Morgellons, a straight-out-of-science-fiction type syndrome will be the subject of a major new study, federal health officials said Wednesday.
The U.S. Centers for Disease Control has contracted with Kaiser Permanente Northern California to investigate the mystery disease which makes sufferers feel like bugs are crawling under their skin. Symptoms include itching, biting and crawling sensations and red, blue or black filaments that emerge from skin lesions.
“The cause of this condition is unknown,” Dr. Michele Pearson, principal investigator with the CDC, said during a telephone news conference Wednesday. “Those who suffer from this condition, as well as their families and physicians, have questions, and we want to help them find meaningful answers.”
The San Francisco Bay Area is believed to be one of the nation’s hot spots for the malady, according to a patient registry maintained by the Morgellons Research Foundation, an advocacy group. Others include the Los Angeles region, Texas and Florida.

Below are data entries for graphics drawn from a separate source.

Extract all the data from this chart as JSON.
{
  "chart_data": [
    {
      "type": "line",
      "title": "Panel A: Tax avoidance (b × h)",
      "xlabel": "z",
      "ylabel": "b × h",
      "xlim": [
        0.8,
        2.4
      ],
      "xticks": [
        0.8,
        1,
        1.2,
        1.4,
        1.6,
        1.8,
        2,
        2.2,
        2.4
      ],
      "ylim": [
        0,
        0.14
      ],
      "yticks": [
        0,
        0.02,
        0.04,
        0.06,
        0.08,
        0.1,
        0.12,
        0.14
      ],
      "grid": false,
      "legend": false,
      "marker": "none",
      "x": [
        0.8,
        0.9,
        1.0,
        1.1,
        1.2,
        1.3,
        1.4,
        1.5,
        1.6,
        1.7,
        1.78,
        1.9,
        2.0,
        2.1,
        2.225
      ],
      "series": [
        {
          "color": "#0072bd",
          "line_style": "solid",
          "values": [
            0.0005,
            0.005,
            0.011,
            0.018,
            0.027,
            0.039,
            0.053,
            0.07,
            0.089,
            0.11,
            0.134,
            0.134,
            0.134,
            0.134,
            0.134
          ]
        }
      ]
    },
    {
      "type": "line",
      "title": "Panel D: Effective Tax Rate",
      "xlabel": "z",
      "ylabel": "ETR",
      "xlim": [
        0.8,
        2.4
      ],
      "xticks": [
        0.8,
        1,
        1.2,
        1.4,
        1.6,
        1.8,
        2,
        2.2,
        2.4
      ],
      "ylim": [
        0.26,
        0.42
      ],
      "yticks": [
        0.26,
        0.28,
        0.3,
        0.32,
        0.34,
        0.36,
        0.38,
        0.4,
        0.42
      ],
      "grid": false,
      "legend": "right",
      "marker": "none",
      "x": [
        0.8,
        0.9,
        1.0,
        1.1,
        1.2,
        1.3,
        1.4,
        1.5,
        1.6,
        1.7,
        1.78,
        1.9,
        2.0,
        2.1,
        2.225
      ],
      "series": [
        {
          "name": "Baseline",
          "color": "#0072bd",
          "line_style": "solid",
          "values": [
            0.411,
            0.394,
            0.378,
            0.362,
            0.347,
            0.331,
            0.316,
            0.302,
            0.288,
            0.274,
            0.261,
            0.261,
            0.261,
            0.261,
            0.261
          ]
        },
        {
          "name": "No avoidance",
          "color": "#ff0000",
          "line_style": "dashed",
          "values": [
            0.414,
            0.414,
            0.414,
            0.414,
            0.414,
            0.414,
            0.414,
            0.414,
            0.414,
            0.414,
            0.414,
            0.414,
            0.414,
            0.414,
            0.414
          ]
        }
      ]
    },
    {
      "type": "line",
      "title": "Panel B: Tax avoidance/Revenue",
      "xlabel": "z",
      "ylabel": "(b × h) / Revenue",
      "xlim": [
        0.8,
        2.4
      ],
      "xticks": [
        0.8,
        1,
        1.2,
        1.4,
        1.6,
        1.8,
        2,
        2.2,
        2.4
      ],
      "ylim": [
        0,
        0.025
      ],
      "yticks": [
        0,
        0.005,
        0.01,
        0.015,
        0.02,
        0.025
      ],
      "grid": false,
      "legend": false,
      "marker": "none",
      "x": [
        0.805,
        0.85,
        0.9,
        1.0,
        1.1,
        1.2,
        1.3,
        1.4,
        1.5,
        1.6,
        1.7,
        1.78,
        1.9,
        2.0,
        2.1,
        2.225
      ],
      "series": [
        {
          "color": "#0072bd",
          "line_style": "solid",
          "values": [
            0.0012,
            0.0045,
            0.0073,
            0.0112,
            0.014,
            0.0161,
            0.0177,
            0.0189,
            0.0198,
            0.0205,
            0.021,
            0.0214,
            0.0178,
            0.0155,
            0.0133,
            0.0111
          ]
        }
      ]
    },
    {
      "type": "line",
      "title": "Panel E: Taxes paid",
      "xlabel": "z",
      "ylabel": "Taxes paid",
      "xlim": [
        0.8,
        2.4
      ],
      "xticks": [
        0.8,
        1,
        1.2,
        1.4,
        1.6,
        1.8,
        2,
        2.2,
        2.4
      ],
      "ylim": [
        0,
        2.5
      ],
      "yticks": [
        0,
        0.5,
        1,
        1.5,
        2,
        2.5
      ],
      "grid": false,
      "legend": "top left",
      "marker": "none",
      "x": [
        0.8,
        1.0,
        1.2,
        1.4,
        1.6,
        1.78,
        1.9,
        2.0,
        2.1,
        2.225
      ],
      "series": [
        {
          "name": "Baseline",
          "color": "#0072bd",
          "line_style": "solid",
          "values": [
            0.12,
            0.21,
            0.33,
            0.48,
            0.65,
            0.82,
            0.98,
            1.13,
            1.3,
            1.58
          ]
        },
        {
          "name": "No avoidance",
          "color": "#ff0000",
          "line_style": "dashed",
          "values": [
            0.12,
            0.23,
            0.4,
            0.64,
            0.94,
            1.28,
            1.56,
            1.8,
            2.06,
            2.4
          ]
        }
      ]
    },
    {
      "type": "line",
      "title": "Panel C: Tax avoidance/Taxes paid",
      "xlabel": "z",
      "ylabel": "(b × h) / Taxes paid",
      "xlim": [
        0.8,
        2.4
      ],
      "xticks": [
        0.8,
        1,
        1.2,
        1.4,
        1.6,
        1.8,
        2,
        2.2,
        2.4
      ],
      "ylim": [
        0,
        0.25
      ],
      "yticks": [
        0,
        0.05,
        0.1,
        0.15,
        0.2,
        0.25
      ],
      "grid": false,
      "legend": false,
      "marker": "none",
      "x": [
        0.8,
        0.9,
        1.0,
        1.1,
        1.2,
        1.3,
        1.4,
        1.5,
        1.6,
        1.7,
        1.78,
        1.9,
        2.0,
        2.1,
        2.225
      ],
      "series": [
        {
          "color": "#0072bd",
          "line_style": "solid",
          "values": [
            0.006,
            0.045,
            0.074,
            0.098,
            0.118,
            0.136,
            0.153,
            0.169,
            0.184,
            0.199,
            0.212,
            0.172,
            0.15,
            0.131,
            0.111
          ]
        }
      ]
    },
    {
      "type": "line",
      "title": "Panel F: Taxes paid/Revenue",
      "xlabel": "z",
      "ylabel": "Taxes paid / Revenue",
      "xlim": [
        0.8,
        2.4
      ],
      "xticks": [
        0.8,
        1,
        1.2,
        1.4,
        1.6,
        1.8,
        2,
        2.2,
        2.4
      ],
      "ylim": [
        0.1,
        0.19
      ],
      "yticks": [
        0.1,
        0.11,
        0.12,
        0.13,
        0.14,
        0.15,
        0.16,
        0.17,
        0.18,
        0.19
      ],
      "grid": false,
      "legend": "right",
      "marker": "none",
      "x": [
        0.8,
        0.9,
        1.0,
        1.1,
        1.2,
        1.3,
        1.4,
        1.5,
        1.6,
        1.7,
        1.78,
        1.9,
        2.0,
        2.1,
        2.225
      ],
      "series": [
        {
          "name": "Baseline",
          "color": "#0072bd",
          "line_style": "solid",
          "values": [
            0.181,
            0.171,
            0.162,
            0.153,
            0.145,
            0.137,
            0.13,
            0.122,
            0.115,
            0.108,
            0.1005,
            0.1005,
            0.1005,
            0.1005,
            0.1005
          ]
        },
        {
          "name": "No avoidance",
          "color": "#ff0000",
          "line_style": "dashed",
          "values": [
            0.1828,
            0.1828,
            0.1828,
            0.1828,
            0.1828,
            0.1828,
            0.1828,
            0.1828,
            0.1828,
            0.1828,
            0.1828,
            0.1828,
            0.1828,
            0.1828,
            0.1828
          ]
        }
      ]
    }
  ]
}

Scientists and doctors continue to debate whether Morgellons (pronounced mor-GELL-uns) represents a real, physical disease or is a type of mental illness. People suffering from the syndrome are typically treated with psychiatric drugs, although one clinic in Texas has treated patients with long-term antibiotics.
In addition to the feeling of bugs crawling under the skin and the mysterious
fibers, patients also complain of fatigue, joint pain, hair loss, vision problems and difficulty in thinking clearly.